I’m currently reading a book called Ghosting by Jennie Erdal. It’s about a woman who is a ghostwriter for an interesting and eccentric publisher back in the 80’s/90’s.
Last night I ran across a section in the book where she talks about her husband leaving for an extended (2 month) stint overseas for work. This was back before email and when calling overseas was very expensive. Her children were small and had no well-developed sense of time. So in order to help them understand how long it would be before their father came home she came up with a great idea how to mark the passage of time and also create a meaningful keepsake.
Below I will print the excerpt from Ghosting by Jennie Erdal.

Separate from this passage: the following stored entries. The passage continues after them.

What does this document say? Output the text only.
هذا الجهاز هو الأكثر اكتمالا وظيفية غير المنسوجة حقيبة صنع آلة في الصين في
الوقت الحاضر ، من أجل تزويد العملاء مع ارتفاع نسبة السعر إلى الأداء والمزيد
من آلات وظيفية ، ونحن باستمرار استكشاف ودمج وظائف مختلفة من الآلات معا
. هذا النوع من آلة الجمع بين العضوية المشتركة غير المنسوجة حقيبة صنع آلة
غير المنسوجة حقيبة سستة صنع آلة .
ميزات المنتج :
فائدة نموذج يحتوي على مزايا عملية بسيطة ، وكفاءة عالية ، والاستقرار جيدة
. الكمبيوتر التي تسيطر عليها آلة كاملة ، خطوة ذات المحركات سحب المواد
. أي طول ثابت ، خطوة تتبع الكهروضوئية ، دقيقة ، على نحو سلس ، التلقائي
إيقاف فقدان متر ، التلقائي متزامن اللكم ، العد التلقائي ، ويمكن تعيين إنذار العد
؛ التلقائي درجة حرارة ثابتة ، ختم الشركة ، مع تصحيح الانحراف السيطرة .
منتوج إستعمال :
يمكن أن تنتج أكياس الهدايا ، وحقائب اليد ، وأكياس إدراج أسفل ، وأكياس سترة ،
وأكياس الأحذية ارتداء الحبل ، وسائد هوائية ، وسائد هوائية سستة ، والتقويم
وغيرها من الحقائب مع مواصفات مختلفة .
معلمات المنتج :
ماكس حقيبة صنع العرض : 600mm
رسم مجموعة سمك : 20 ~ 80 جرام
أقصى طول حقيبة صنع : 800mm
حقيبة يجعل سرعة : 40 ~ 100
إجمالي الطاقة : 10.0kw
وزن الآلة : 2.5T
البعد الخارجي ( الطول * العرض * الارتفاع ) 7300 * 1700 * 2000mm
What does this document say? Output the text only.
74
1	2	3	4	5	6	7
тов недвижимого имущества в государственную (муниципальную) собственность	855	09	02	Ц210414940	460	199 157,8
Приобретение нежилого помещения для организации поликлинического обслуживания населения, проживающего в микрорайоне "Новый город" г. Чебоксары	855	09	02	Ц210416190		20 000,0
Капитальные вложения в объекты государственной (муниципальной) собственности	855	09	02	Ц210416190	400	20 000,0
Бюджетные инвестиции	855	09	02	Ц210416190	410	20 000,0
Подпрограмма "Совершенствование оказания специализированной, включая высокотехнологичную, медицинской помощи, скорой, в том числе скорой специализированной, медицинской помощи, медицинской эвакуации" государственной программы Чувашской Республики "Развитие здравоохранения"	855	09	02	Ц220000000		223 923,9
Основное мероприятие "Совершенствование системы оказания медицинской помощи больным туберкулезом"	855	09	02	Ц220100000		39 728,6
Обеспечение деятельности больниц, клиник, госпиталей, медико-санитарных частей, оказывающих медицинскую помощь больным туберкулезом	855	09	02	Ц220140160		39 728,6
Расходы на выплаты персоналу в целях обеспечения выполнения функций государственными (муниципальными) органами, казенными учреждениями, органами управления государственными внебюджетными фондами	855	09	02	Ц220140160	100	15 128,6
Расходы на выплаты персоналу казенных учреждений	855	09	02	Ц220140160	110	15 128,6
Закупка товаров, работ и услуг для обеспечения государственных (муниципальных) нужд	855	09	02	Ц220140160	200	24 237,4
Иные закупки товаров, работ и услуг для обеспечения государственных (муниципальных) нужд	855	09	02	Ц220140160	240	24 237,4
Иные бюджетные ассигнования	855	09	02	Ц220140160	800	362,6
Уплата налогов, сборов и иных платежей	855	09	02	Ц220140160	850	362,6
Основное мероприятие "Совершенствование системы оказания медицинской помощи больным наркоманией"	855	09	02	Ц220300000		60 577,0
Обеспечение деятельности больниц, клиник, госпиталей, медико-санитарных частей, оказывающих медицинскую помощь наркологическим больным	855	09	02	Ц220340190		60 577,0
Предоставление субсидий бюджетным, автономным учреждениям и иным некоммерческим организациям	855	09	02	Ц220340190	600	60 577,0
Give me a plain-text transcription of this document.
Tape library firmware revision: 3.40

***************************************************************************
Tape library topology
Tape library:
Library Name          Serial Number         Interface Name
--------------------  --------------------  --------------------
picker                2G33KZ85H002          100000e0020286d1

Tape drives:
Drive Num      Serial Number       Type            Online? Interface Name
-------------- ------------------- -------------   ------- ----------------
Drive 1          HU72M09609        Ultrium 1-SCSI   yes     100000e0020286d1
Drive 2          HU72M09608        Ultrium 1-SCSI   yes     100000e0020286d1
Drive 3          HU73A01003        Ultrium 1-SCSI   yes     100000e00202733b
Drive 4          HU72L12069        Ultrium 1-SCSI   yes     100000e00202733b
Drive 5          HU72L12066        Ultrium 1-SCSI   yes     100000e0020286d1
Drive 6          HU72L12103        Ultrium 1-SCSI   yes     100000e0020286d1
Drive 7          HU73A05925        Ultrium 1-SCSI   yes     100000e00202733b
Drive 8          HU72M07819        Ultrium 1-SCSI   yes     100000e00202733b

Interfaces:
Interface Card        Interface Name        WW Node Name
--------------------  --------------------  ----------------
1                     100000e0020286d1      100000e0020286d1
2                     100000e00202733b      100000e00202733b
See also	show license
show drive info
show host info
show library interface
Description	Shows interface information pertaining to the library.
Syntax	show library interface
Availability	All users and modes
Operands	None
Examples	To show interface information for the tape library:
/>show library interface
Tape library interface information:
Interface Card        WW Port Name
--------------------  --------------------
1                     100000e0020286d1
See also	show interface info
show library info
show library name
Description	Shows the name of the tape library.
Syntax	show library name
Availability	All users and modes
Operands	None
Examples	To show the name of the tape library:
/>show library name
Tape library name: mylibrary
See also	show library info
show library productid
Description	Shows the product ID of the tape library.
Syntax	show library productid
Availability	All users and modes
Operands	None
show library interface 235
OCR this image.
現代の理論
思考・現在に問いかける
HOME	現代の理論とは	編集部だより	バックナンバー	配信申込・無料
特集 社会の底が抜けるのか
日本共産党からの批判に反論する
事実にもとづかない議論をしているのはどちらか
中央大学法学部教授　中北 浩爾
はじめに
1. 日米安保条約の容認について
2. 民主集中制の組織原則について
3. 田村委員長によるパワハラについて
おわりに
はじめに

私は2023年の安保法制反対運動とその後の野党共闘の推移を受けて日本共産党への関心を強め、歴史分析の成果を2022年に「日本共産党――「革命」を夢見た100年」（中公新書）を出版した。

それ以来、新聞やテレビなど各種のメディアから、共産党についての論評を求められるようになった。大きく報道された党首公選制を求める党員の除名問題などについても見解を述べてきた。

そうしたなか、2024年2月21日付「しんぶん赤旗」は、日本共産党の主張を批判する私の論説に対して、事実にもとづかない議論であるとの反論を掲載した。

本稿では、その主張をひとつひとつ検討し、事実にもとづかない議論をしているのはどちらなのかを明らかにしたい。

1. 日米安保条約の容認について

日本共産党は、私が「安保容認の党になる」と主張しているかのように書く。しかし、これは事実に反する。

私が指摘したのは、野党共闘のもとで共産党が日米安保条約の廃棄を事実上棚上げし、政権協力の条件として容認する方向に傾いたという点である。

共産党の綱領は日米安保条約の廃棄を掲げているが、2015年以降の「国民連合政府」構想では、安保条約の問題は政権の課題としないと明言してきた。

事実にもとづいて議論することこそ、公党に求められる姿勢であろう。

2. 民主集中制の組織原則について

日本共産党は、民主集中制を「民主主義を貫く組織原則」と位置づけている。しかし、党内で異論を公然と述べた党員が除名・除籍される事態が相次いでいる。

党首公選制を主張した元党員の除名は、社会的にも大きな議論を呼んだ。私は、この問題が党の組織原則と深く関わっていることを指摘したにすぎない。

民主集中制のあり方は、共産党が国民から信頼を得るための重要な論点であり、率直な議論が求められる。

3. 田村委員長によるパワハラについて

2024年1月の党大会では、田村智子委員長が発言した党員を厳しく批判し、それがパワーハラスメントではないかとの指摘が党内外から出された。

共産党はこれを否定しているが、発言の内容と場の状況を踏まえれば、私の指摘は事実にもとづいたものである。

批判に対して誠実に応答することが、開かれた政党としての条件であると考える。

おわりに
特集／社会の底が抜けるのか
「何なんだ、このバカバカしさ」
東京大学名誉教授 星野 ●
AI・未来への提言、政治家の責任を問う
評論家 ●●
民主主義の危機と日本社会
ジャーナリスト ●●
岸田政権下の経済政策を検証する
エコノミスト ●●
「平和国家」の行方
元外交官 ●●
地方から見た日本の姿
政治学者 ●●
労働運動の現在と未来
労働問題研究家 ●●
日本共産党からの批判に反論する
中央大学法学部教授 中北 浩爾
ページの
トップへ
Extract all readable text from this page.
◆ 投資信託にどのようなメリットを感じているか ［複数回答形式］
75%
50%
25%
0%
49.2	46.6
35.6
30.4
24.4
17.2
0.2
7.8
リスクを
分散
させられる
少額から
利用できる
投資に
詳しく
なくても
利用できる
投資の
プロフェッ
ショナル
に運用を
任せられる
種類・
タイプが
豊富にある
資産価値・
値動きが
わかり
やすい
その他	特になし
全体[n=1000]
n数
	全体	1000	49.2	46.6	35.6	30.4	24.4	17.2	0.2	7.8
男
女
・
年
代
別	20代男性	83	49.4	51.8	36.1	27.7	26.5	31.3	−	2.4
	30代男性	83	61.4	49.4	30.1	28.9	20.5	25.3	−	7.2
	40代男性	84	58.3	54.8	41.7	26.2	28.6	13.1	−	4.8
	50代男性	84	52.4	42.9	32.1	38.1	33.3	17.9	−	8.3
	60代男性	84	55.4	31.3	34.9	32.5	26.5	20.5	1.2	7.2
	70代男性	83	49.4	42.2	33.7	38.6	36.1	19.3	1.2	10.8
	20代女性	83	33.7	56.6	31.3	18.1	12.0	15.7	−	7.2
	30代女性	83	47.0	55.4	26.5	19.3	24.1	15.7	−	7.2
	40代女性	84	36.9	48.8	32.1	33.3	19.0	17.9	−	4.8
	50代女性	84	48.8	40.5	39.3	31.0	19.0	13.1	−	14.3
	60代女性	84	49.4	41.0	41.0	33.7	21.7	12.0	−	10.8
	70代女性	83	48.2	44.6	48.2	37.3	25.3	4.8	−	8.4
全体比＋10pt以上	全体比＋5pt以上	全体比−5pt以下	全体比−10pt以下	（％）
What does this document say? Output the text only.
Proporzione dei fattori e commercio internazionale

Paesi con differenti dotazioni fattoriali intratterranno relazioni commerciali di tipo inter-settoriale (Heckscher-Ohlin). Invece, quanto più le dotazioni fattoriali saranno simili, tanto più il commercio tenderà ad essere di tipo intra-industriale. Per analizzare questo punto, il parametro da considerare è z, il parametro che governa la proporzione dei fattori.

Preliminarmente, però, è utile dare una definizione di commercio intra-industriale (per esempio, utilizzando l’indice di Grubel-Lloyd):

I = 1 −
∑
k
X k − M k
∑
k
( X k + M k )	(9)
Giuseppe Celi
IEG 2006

Two months is a long stretch in the lives of young children, and at the start they had found it impossible to imagine the size of so many days and weeks lumped together. To help them get the idea, I acquired a huge roll of paper from a local mill, cut two pieces measuring ten feet by six, stuck them together for extra strength, and bound the edges with strong masking tape. With the help of a long ruler, felt tip pens and six small hands, the sheet was divided into sixty squares, each square representing one day and marked with the date and the day of the week. The children all liked the idea of filling the squares with “something for Daddy” — a poem, a picture, an account of something that happened at school, a message or a short letter that he could read when he got back. I said it could be a sort of diary, a record of what they had been doing or what they had been thinking about when he was away. In a way it would be like speaking to him. I told them they didn’t need to do something every day, just when they wanted to.
The huge paper sheet was pinned up in the kitchen. It stretched from floor to ceiling and took up nearly the whole wall. I explained to the children that for the first few weeks they would have to stand on a stepladder to fill in the squares, but as time went by they would be able to reach without the ladder, just by standing. When they could sit or kneel on the floor to fill in the squares, it would nearly be time for their dad to come back. the wall chart looked intimidating at first, very white and empty, but soon it began to fill up. And as the weeks passed it was transformed into a wonderful specimen of modern graffiti art. There were complex compositions in bold leaning letters or soft curly script, thoughtfully decorated with polka dots or crosshatching; and every so often, great surrealist splashes. Emily, the eldest, filled some squares with more abstract pieces that reminded me of the paintings of Mark Rothko — indeterminate shapes in muted, tender colours.
Isn’t this a fabulous idea? I love it! My son has a small calendar that we cross off every day so he knows which days are school days and which are “stay home days” as the calls them. I love the idea of a big, ginormous wall calendar like the Erdals did to pass the time.
What kinds of things have you done to either mark time or pass time? Tell me your brilliant idea!